Argentina.— El número de empresas registradas en Argentina continúa a la baja durante la administración del presidente Javier Milei, de acuerdo con un análisis de Fundar que muestra una reducción importante del tejido empresarial desde noviembre de 2023.
El dato resulta relevante porque las empresas que dejan de operar representan no solo establecimientos que desaparecen del registro, sino también puestos de trabajo y actividad económica que pueden verse afectados.
Según el Monitor mensual de empresas de Fundar, elaborado a partir de información de la Superintendencia de Riesgos del Trabajo, desde noviembre de 2023 se ha registrado una disminución de más de 28 mil empresas hasta abril de 2026, equivalente a 5.5% del total.
La metodología considera como empresa a las personas físicas o jurídicas que cuentan con al menos un trabajador registrado, por lo que las cifras no incluyen a quienes trabajan exclusivamente por cuenta propia ni al servicio doméstico.
¿Qué sectores han perdido más empresas en Argentina?
El retroceso no se concentra en una sola actividad económica. Fundar señala que 14 de los 18 sectores analizados registraron una disminución en el número de empresas desde el inicio del actual gobierno.
Entre los sectores con mayores pérdidas acumuladas aparecen transporte y almacenamiento, con una reducción de 16.52%; las actividades inmobiliarias, con 13.43%, y la construcción, con 9.15%.
La situación también se ha reflejado en actividades vinculadas con el consumo. En abril de 2026, por ejemplo, el sector de alojamiento y gastronomía fue el que registró la mayor caída mensual, con 3.7% menos empresas.
El panorama empresarial coincide con otros indicadores que muestran dificultades en distintos segmentos de la economía argentina. En mayo de 2026, la producción industrial manufacturera cayó 5.7% interanual, mientras que en los primeros cinco meses del año acumuló una disminución de 3.1%, según datos del Instituto Nacional de Estadística y Censos (Indec).
¿Por qué están cerrando empresas en Argentina?
El número de cierres no puede atribuirse automáticamente a una sola causa. Sin embargo, el debate económico en Argentina se ha centrado en el impacto que tienen las medidas implementadas por el gobierno de Milei sobre las empresas, particularmente las pequeñas y medianas.
La apertura de las importaciones, la evolución del consumo interno, los costos operativos y las condiciones de acceso al financiamiento forman parte de los factores que pueden determinar si una empresa logra mantenerse en funcionamiento.
El propio seguimiento de Fundar muestra casos de compañías que han reducido operaciones, cerrado plantas o ingresado en procesos preventivos de crisis.
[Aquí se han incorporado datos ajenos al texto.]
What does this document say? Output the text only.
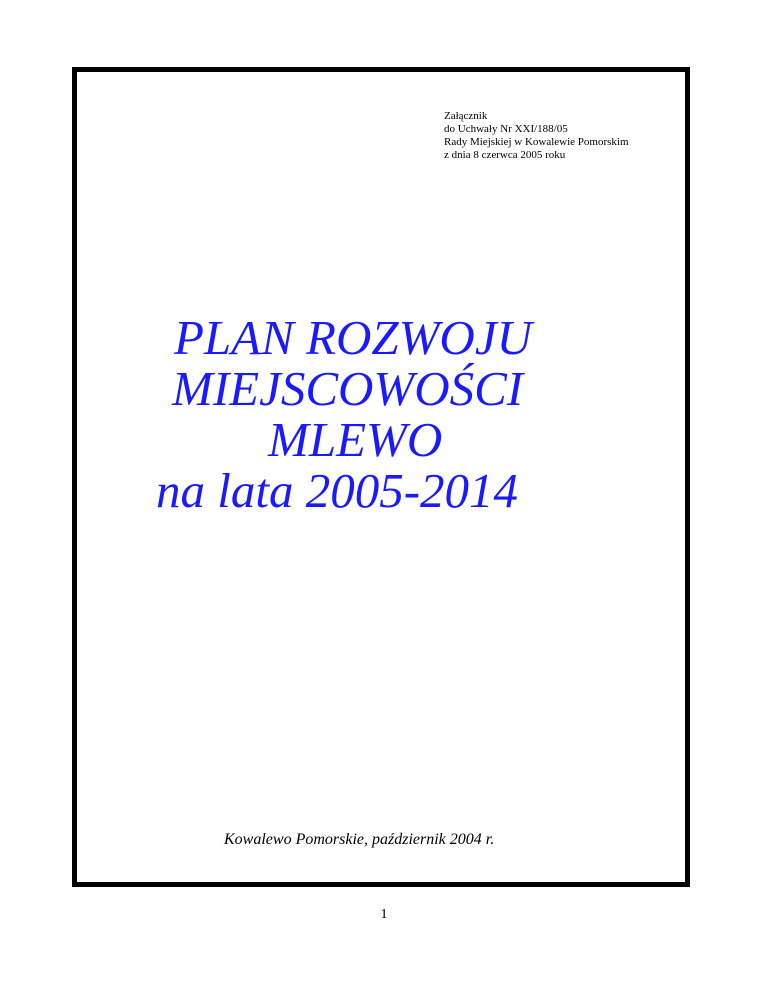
Załącznik
do Uchwały Nr XXI/188/05
Rady Miejskiej w Kowalewie Pomorskim
z dnia 8 czerwca 2005 roku
PLAN ROZWOJU
MIEJSCOWOŚCI
MLEWO
na lata 2005-2014
Kowalewo Pomorskie, październik 2004 r.
1
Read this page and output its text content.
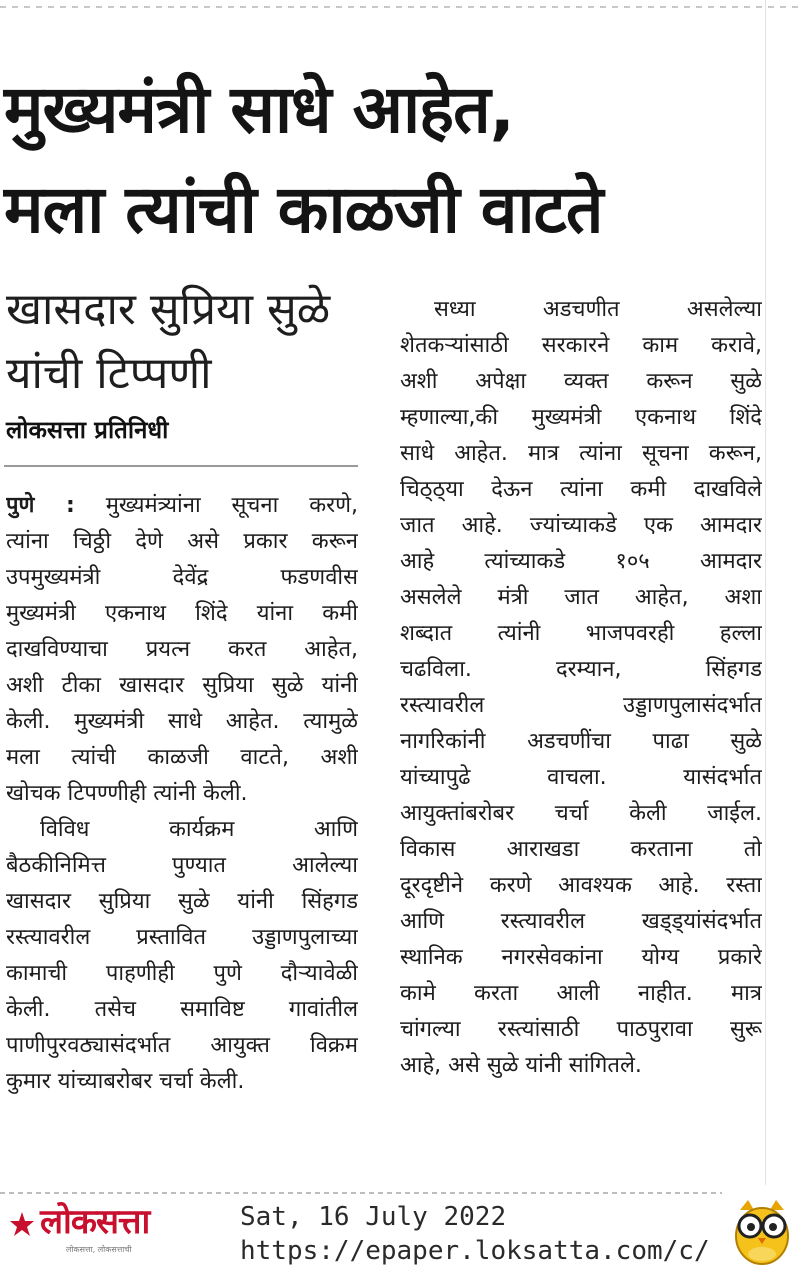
मुख्यमंत्री साधे आहेत,
मला त्यांची काळजी वाटते
खासदार सुप्रिया सुळे
यांची टिप्पणी
लोकसत्ता प्रतिनिधी
पुणे : मुख्यमंत्र्यांना सूचना करणे,
त्यांना चिठ्ठी देणे असे प्रकार करून
उपमुख्यमंत्री देवेंद्र फडणवीस
मुख्यमंत्री एकनाथ शिंदे यांना कमी
दाखविण्याचा प्रयत्न करत आहेत,
अशी टीका खासदार सुप्रिया सुळे यांनी
केली. मुख्यमंत्री साधे आहेत. त्यामुळे
मला त्यांची काळजी वाटते, अशी
खोचक टिपण्णीही त्यांनी केली.
विविध कार्यक्रम आणि
बैठकीनिमित्त पुण्यात आलेल्या
खासदार सुप्रिया सुळे यांनी सिंहगड
रस्त्यावरील प्रस्तावित उड्डाणपुलाच्या
कामाची पाहणीही पुणे दौऱ्यावेळी
केली. तसेच समाविष्ट गावांतील
पाणीपुरवठ्यासंदर्भात आयुक्त विक्रम
कुमार यांच्याबरोबर चर्चा केली.
सध्या अडचणीत असलेल्या
शेतकऱ्यांसाठी सरकारने काम करावे,
अशी अपेक्षा व्यक्त करून सुळे
म्हणाल्या,की मुख्यमंत्री एकनाथ शिंदे
साधे आहेत. मात्र त्यांना सूचना करून,
चिठ्ठ्या देऊन त्यांना कमी दाखविले
जात आहे. ज्यांच्याकडे एक आमदार
आहे त्यांच्याकडे १०५ आमदार
असलेले मंत्री जात आहेत, अशा
शब्दात त्यांनी भाजपवरही हल्ला
चढविला. दरम्यान, सिंहगड
रस्त्यावरील उड्डाणपुलासंदर्भात
नागरिकांनी अडचणींचा पाढा सुळे
यांच्यापुढे वाचला. यासंदर्भात
आयुक्तांबरोबर चर्चा केली जाईल.
विकास आराखडा करताना तो
दूरदृष्टीने करणे आवश्यक आहे. रस्ता
आणि रस्त्यावरील खड्ड्यांसंदर्भात
स्थानिक नगरसेवकांना योग्य प्रकारे
कामे करता आली नाहीत. मात्र
चांगल्या रस्त्यांसाठी पाठपुरावा सुरू
आहे, असे सुळे यांनी सांगितले.
लोकसत्ता
लोकसत्ता, लोकसत्ताची
Sat, 16 July 2022
https://epaper.loksatta.com/c/
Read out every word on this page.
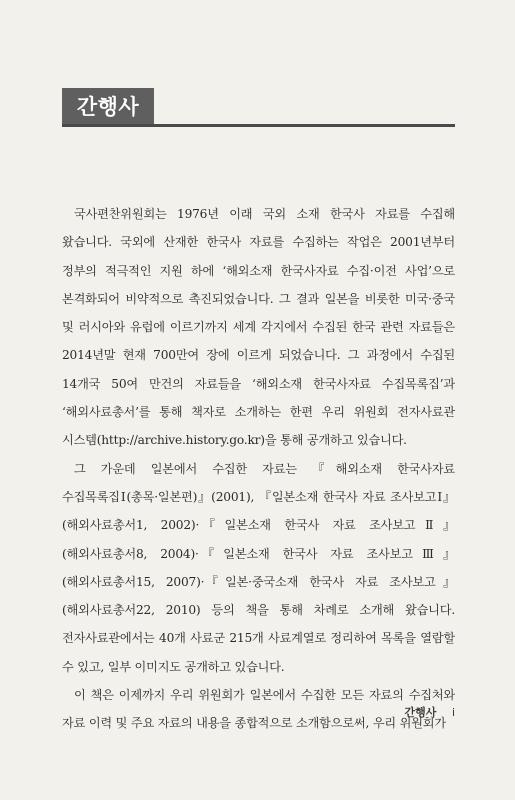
간행사

국사편찬위원회는 1976년 이래 국외 소재 한국사 자료를 수집해 왔습니다. 국외에 산재한 한국사 자료를 수집하는 작업은 2001년부터 정부의 적극적인 지원 하에 ‘해외소재 한국사자료 수집·이전 사업’으로 본격화되어 비약적으로 촉진되었습니다. 그 결과 일본을 비롯한 미국·중국 및 러시아와 유럽에 이르기까지 세계 각지에서 수집된 한국 관련 자료들은 2014년말 현재 700만여 장에 이르게 되었습니다. 그 과정에서 수집된 14개국 50여 만건의 자료들을 ‘해외소재 한국사자료 수집목록집’과 ‘해외사료총서’를 통해 책자로 소개하는 한편 우리 위원회 전자사료관 시스템(http://archive.history.go.kr)을 통해 공개하고 있습니다.

그 가운데 일본에서 수집한 자료는 『해외소재 한국사자료 수집목록집Ⅰ(총목·일본편)』(2001), 『일본소재 한국사 자료 조사보고Ⅰ』(해외사료총서1, 2002)·『일본소재 한국사 자료 조사보고Ⅱ』(해외사료총서8, 2004)·『일본소재 한국사 자료 조사보고Ⅲ』(해외사료총서15, 2007)·『일본·중국소재 한국사 자료 조사보고』(해외사료총서22, 2010) 등의 책을 통해 차례로 소개해 왔습니다. 전자사료관에서는 40개 사료군 215개 사료계열로 정리하여 목록을 열람할 수 있고, 일부 이미지도 공개하고 있습니다.

이 책은 이제까지 우리 위원회가 일본에서 수집한 모든 자료의 수집처와 자료 이력 및 주요 자료의 내용을 종합적으로 소개함으로써, 우리 위원회가

간행사 i
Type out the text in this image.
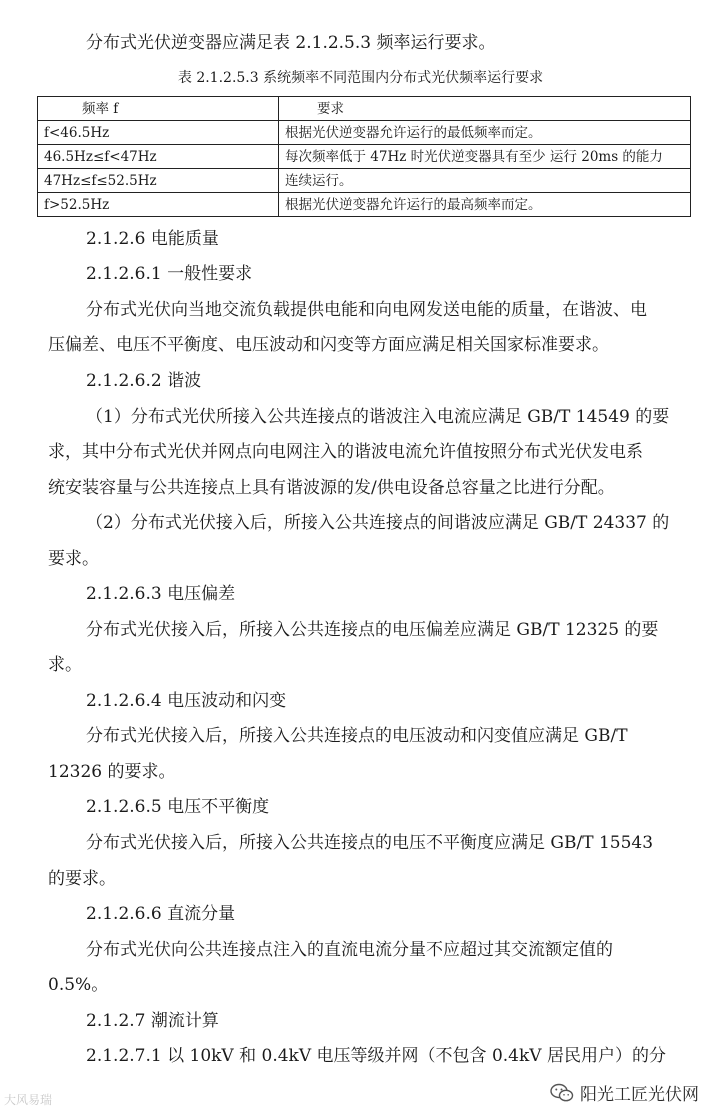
分布式光伏逆变器应满足表 2.1.2.5.3 频率运行要求。
表 2.1.2.5.3 系统频率不同范围内分布式光伏频率运行要求
频率 f	要求
f<46.5Hz	根据光伏逆变器允许运行的最低频率而定。
46.5Hz≤f<47Hz	每次频率低于 47Hz 时光伏逆变器具有至少 运行 20ms 的能力
47Hz≤f≤52.5Hz	连续运行。
f>52.5Hz	根据光伏逆变器允许运行的最高频率而定。
2.1.2.6 电能质量
2.1.2.6.1 一般性要求
分布式光伏向当地交流负载提供电能和向电网发送电能的质量，在谐波、电
压偏差、电压不平衡度、电压波动和闪变等方面应满足相关国家标准要求。
2.1.2.6.2 谐波
（1）分布式光伏所接入公共连接点的谐波注入电流应满足 GB/T 14549 的要
求，其中分布式光伏并网点向电网注入的谐波电流允许值按照分布式光伏发电系
统安装容量与公共连接点上具有谐波源的发/供电设备总容量之比进行分配。
（2）分布式光伏接入后，所接入公共连接点的间谐波应满足 GB/T 24337 的
要求。
2.1.2.6.3 电压偏差
分布式光伏接入后，所接入公共连接点的电压偏差应满足 GB/T 12325 的要
求。
2.1.2.6.4 电压波动和闪变
分布式光伏接入后，所接入公共连接点的电压波动和闪变值应满足 GB/T
12326 的要求。
2.1.2.6.5 电压不平衡度
分布式光伏接入后，所接入公共连接点的电压不平衡度应满足 GB/T 15543
的要求。
2.1.2.6.6 直流分量
分布式光伏向公共连接点注入的直流电流分量不应超过其交流额定值的
0.5%。
2.1.2.7 潮流计算
2.1.2.7.1 以 10kV 和 0.4kV 电压等级并网（不包含 0.4kV 居民用户）的分
大风易瑞	阳光工匠光伏网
Entre las causas mencionadas por algunas empresas aparecen la caída del consumo, los costos energéticos, el precio de los combustibles y las dificultades para acceder al crédito.
Al mismo tiempo, la administración de Milei sostiene una estrategia orientada a modificar profundamente la estructura económica argentina, con medidas destinadas a reducir el tamaño del Estado, desregular actividades y favorecer la inversión privada.
Por ello, las cifras de cierres empresariales forman parte de una discusión económica más amplia: mientras sus críticos advierten sobre el impacto de las políticas de ajuste y apertura comercial, sus defensores argumentan que el proceso busca corregir desequilibrios acumulados durante años.
Argentina enfrenta un escenario empresarial complicado
Los datos disponibles muestran que la reducción del número de empresas no se limita a un periodo aislado.
El Monitor de Fundar señala que en abril de 2026 se registró la decimoquinta caída mensual consecutiva y que, respecto de abril de 2025, había 14 mil 338 empresas menos.
Además, 23 de las 24 provincias argentinas presentaban una disminución en la cantidad de empresas desde la llegada del actual gobierno. La única excepción era Neuquén, que mostraba un crecimiento de 1.9% respecto de noviembre de 2023.
Esto significa que el fenómeno tiene una dimensión nacional y no se concentra únicamente en Buenos Aires.
¿El cierre de empresas significa que la economía argentina está peor?
Esta es quizá la pregunta más importante detrás de las cifras.
El cierre de miles de empresas representa un golpe para determinados sectores y trabajadores, pero por sí solo no permite medir toda la evolución de una economía. También es necesario observar la creación de nuevas compañías, la inversión, el empleo, los salarios, el consumo y la productividad.
La administración de Milei ha apostado por una transformación económica de gran alcance. El desafío será determinar si los costos de esa transición terminan compensándose con una recuperación sostenida de la inversión y la actividad productiva.
Y mi pregunta es:
¿Cuánto tiempo puede soportar una economía la desaparición de empresas antes de que el impacto se refleje de manera más profunda en el empleo y el consumo?